Cycle Name | KI (1/km) | Distance (mi) | Percent Fuel Savings | |||
---|---|---|---|---|---|---|
Improved Speed | Decreased Accel | Eliminate Stops | Decreased Idle | |||
2012_2 | 3.30 | 1.3 | 5.9% | 9.5% | 29.2% | 17.4% |
2145_1 | 0.68 | 11.2 | 2.4% | 0.1% | 9.5% | 2.7% |
4234_1 | 0.59 | 58.7 | 8.5% | 1.3% | 8.5% | 3.3% |
2032_2 | 0.17 | 57.8 | 21.7% | 0.3% | 2.7% | 1.2% |
4171_1 | 0.07 | 173.9 | 58.1% | 1.6% | 2.1% | 0.5% |
There's a command-line interface too!
Note: Camelot only works with text-based PDFs and not scanned documents. (As Tabula explains, "If you can click and drag to select text in your table in a PDF viewer, then your PDF is text-based".)
Why Camelot?
- You are in control.: Unlike other libraries and tools which either give a nice output or fail miserably (with no in-between), Camelot gives you the power to tweak table extraction. (This is important since everything in the real world, including PDF table extraction, is fuzzy.)
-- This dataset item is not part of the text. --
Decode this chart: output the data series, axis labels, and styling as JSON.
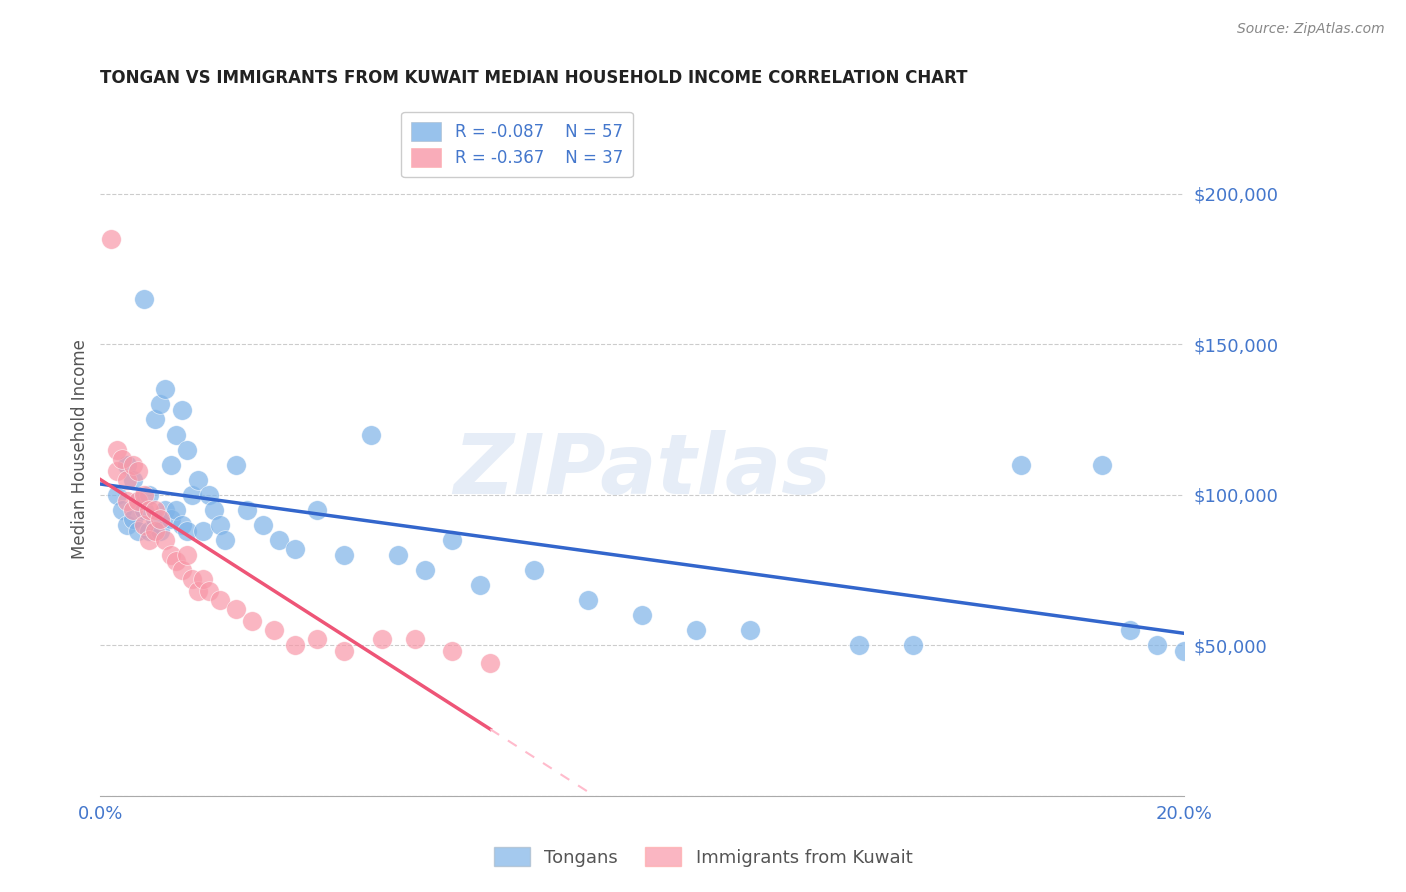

- Bad tables can be discarded based on metrics like accuracy and whitespace, without ever having to manually look at each table.
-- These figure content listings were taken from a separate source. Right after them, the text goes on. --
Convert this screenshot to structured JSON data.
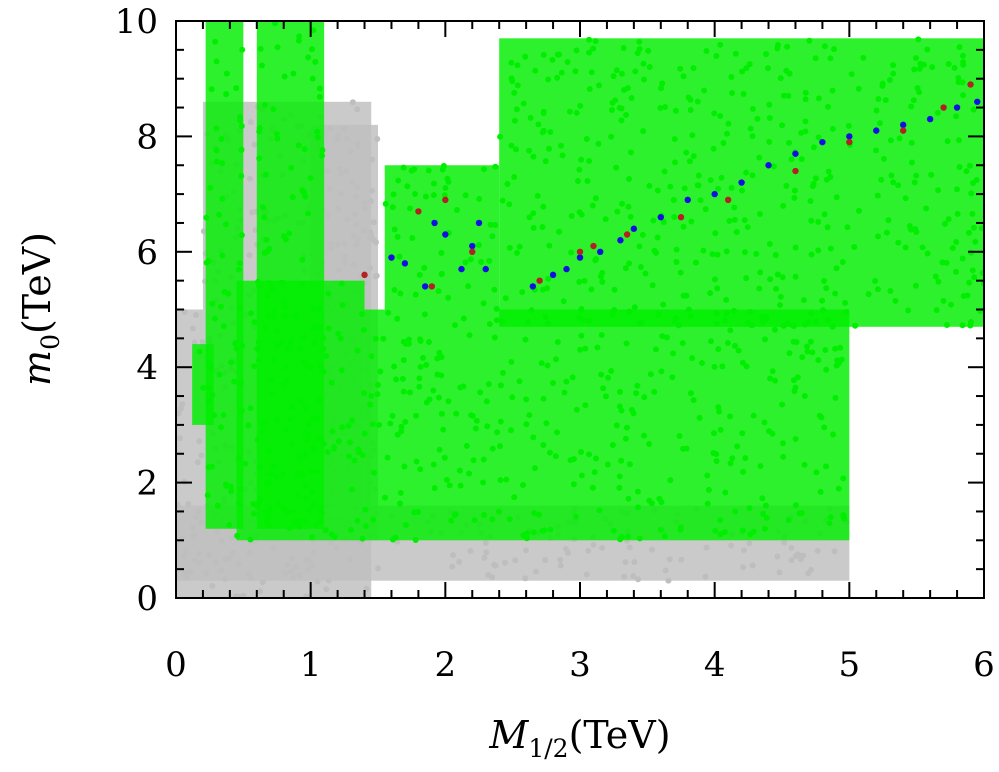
{
  "chart_data": {
    "type": "scatter",
    "title": "",
    "xlabel": {
      "symbol": "M",
      "subscript": "1/2",
      "unit": "(TeV)"
    },
    "ylabel": {
      "symbol": "m",
      "subscript": "0",
      "unit": "(TeV)"
    },
    "xlim": [
      0,
      6
    ],
    "ylim": [
      0,
      10
    ],
    "x_ticks": [
      0,
      1,
      2,
      3,
      4,
      5,
      6
    ],
    "y_ticks": [
      0,
      2,
      4,
      6,
      8,
      10
    ],
    "x_minor_step": 0.2,
    "y_minor_step": 0.5,
    "grid": false,
    "legend": "none",
    "colors": {
      "gray": "#bebebe",
      "green": "#00ee00",
      "blue": "#1010e0",
      "red": "#b22222",
      "axis": "#000000"
    },
    "series": [
      {
        "name": "gray",
        "color": "#bebebe",
        "regions": [
          {
            "x": [
              0.0,
              1.45
            ],
            "y": [
              0.0,
              5.0
            ]
          },
          {
            "x": [
              0.2,
              1.45
            ],
            "y": [
              5.0,
              8.6
            ]
          },
          {
            "x": [
              1.0,
              1.5
            ],
            "y": [
              1.0,
              8.2
            ]
          },
          {
            "x": [
              0.0,
              5.0
            ],
            "y": [
              0.3,
              1.6
            ]
          }
        ]
      },
      {
        "name": "green",
        "color": "#00ee00",
        "regions": [
          {
            "x": [
              0.22,
              0.5
            ],
            "y": [
              1.2,
              10.0
            ]
          },
          {
            "x": [
              0.6,
              1.1
            ],
            "y": [
              1.2,
              10.0
            ]
          },
          {
            "x": [
              0.12,
              0.28
            ],
            "y": [
              3.0,
              4.4
            ]
          },
          {
            "x": [
              0.45,
              1.4
            ],
            "y": [
              1.0,
              5.5
            ]
          },
          {
            "x": [
              1.4,
              5.0
            ],
            "y": [
              1.0,
              5.0
            ]
          },
          {
            "x": [
              1.55,
              2.4
            ],
            "y": [
              5.0,
              7.5
            ]
          },
          {
            "x": [
              2.4,
              6.0
            ],
            "y": [
              4.7,
              9.7
            ]
          }
        ]
      },
      {
        "name": "blue",
        "color": "#1010e0",
        "points": [
          [
            1.6,
            5.9
          ],
          [
            1.7,
            5.8
          ],
          [
            1.85,
            5.4
          ],
          [
            1.92,
            6.5
          ],
          [
            2.0,
            6.3
          ],
          [
            2.12,
            5.7
          ],
          [
            2.2,
            6.1
          ],
          [
            2.25,
            6.5
          ],
          [
            2.3,
            5.7
          ],
          [
            2.65,
            5.4
          ],
          [
            2.8,
            5.6
          ],
          [
            2.9,
            5.7
          ],
          [
            3.0,
            5.9
          ],
          [
            3.15,
            6.0
          ],
          [
            3.3,
            6.2
          ],
          [
            3.4,
            6.4
          ],
          [
            3.6,
            6.6
          ],
          [
            3.8,
            6.9
          ],
          [
            4.0,
            7.0
          ],
          [
            4.2,
            7.2
          ],
          [
            4.4,
            7.5
          ],
          [
            4.6,
            7.7
          ],
          [
            4.8,
            7.9
          ],
          [
            5.0,
            8.0
          ],
          [
            5.2,
            8.1
          ],
          [
            5.4,
            8.2
          ],
          [
            5.6,
            8.3
          ],
          [
            5.8,
            8.5
          ],
          [
            5.95,
            8.6
          ]
        ]
      },
      {
        "name": "red",
        "color": "#b22222",
        "points": [
          [
            1.4,
            5.6
          ],
          [
            1.8,
            6.7
          ],
          [
            1.9,
            5.4
          ],
          [
            2.0,
            6.9
          ],
          [
            2.2,
            6.0
          ],
          [
            2.7,
            5.5
          ],
          [
            3.0,
            6.0
          ],
          [
            3.1,
            6.1
          ],
          [
            3.35,
            6.3
          ],
          [
            3.75,
            6.6
          ],
          [
            4.1,
            6.9
          ],
          [
            4.6,
            7.4
          ],
          [
            5.0,
            7.9
          ],
          [
            5.4,
            8.1
          ],
          [
            5.7,
            8.5
          ],
          [
            5.9,
            8.9
          ]
        ]
      }
    ]
  }
}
- Each table is a pandas DataFrame, which seamlessly integrates into ETL and data analysis workflows.
- Export to multiple formats, including JSON, Excel and HTML.
See comparison with other PDF table extraction libraries and tools.
Installation
Using conda
The easiest way to install Camelot is to install it with conda, which is the package manager that the Anaconda distribution is built upon.
First, let's add the conda-forge channel to conda's config:
$ conda config --add channels conda-forge
Now, you can simply use conda to install Camelot:
$ conda install -c camelot-dev camelot-py
Using pip
After installing the dependencies (tk and ghostscript), you can simply use pip to install Camelot:
$ pip install camelot-py[all]
From the source code
After installing the dependencies, clone the repo using:
$ git clone https://www.github.com/socialcopsdev/camelot
and install Camelot using pip:
$ cd camelot $ pip install ".[all]"
Development
The Contributor's Guide has detailed information about contributing code, documentation, tests and more. We've included some basic information in this README.
Source code
You can check the latest sources with:
$ git clone https://www.github.com/socialcopsdev/camelot
Setting up a development environment
You can install the development dependencies easily, using pip:
$ pip install camelot-py[dev]
Testing
After installation, you can run tests using:
$ python setup.py test